Outbreaks of Legionnaires' disease occur when people are exposed to legionella bacteria in man-made systems where water is held at a high enough temperature - usually between 20C and 45C - for the bacteria to thrive. Examples of these are cooling towers, air conditioning systems, spa pools and hot water systems.

Larger buildings are more susceptible to legionella contamination because they have more complex water systems.

You can catch Legionnaires’ disease by inhaling small droplets of contaminated water suspended as a mist in the air, or by drinking contaminated water.

What are the symptoms of Legionnaires' disease?

The early symptom of the disease is a 'flu-like' illness, with muscle aches, tiredness, headaches and a fever of 38C or more. Sometimes diarrhoea develops and the patient may become confused.

Once the bacteria start to infect the lungs, you may also develop a persistent cough, shortness of breath and chest pains.

Symptoms usually start six to seven days after being exposed to the bacteria.

It is estimated that 10% to 15% of healthy people who develop Legionnaires' disease die from the condition. The number of deaths is likely to be higher among those people with other health problems.

How is Legionnaires' disease diagnosed?

Because the symptoms of Legionnaires' disease resemble flu, it is not always easy to recognise.

If your GP is suspicious that Legionnaires' disease may be behind your symptoms, you will probably be asked whether you have spent time in a building that might have been contaminated, such as a hotel or hospital. You may also be asked whether you have travelled recently, particularly if that involved a stay in a foreign hotel.

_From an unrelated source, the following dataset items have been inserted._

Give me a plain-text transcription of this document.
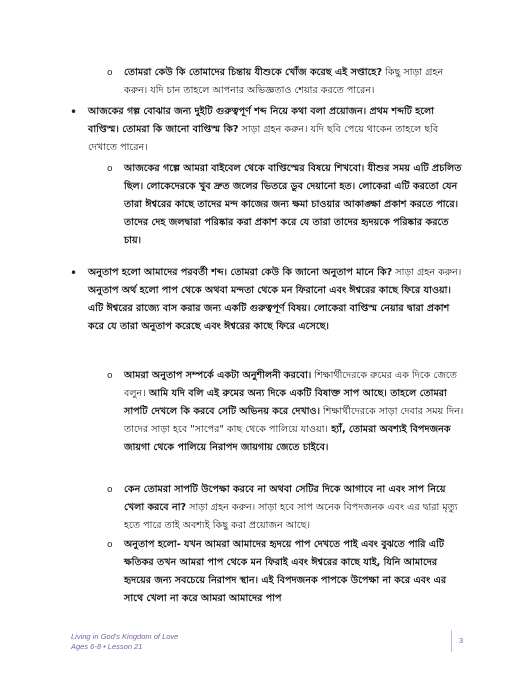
o তোমরা কেউ কি তোমাদের চিন্তায় যীশুকে খোঁজ করেছ এই সপ্তাহে? কিছু সাড়া গ্রহন করুন। যদি চান তাহলে আপনার অভিজ্ঞতাও শেয়ার করতে পারেন।
• আজকের গল্প বোঝার জন্য দুইটি গুরুত্বপূর্ণ শব্দ নিয়ে কথা বলা প্রয়োজন। প্রথম শব্দটি হলো বাপ্তিস্ম। তোমরা কি জানো বাপ্তিস্ম কি? সাড়া গ্রহন করুন। যদি ছবি পেয়ে থাকেন তাহলে ছবি দেখাতে পারেন।
o আজকের গল্পে আমরা বাইবেল থেকে বাপ্তিস্মের বিষয়ে শিখবো। যীশুর সময় এটি প্রচলিত ছিল। লোকেদেরকে খুব দ্রুত জলের ভিতরে ডুব দেয়ানো হত। লোকেরা এটি করতো যেন তারা ঈশ্বরের কাছে তাদের মন্দ কাজের জন্য ক্ষমা চাওয়ার আকাঙ্ক্ষা প্রকাশ করতে পারে। তাদের দেহ জলদ্বারা পরিষ্কার করা প্রকাশ করে যে তারা তাদের হৃদয়কে পরিষ্কার করতে চায়।
• অনুতাপ হলো আমাদের পরবর্তী শব্দ। তোমরা কেউ কি জানো অনুতাপ মানে কি? সাড়া গ্রহন করুন। অনুতাপ অর্থ হলো পাপ থেকে অথবা মন্দতা থেকে মন ফিরানো এবং ঈশ্বরের কাছে ফিরে যাওয়া। এটি ঈশ্বরের রাজ্যে বাস করার জন্য একটি গুরুত্বপূর্ণ বিষয়। লোকেরা বাপ্তিস্ম নেয়ার দ্বারা প্রকাশ করে যে তারা অনুতাপ করেছে এবং ঈশ্বরের কাছে ফিরে এসেছে।
o আমরা অনুতাপ সম্পর্কে একটা অনুশীলনী করবো। শিক্ষার্থীদেরকে রুমের এক দিকে জেতে বলুন। আমি যদি বলি এই রুমের অন্য দিকে একটি বিষাক্ত সাপ আছে। তাহলে তোমরা সাপটি দেখলে কি করবে সেটি অভিনয় করে দেখাও। শিক্ষার্থীদেরকে সাড়া দেবার সময় দিন। তাদের সাড়া হবে "সাপের" কাছ থেকে পালিয়ে যাওয়া। হ্যাঁ, তোমরা অবশ্যই বিপদজনক জায়গা থেকে পালিয়ে নিরাপদ জায়গায় জেতে চাইবে।
o কেন তোমরা সাপটি উপেক্ষা করবে না অথবা সেটির দিকে আগাবে না এবং সাপ নিয়ে খেলা করবে না? সাড়া গ্রহন করুন। সাড়া হবে সাপ অনেক বিপদজনক এবং এর দ্বারা মৃত্যু হতে পারে তাই অবশ্যই কিছু করা প্রয়োজন আছে।
o অনুতাপ হলো- যখন আমরা আমাদের হৃদয়ে পাপ দেখতে পাই এবং বুঝতে পারি এটি ক্ষতিকর তখন আমরা পাপ থেকে মন ফিরাই এবং ঈশ্বরের কাছে যাই, যিনি আমাদের হৃদয়ের জন্য সবচেয়ে নিরাপদ স্থান। এই বিপদজনক পাপকে উপেক্ষা না করে এবং এর সাথে খেলা না করে আমরা আমাদের পাপ
Living in God's Kingdom of Love
Ages 6-8 • Lesson 21
3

Legionnaires' disease can be diagnosed by a urine test that looks for proteins called antigens that are shed by the bacteria.

Your GP will probably also arrange further tests, such as blood tests or a chest X-ray, to assess the effect of the disease on your organs.

How is Legionnaires' disease treated?

Legionnaires' disease is treated with antibiotics that kill the bacteria. These are usually taken in the form of tablets or by intravenous infusion (a drip into a vein) in hospital.

Elderly patients, or people with pre-existing health conditions, are likely to be admitted to hospital.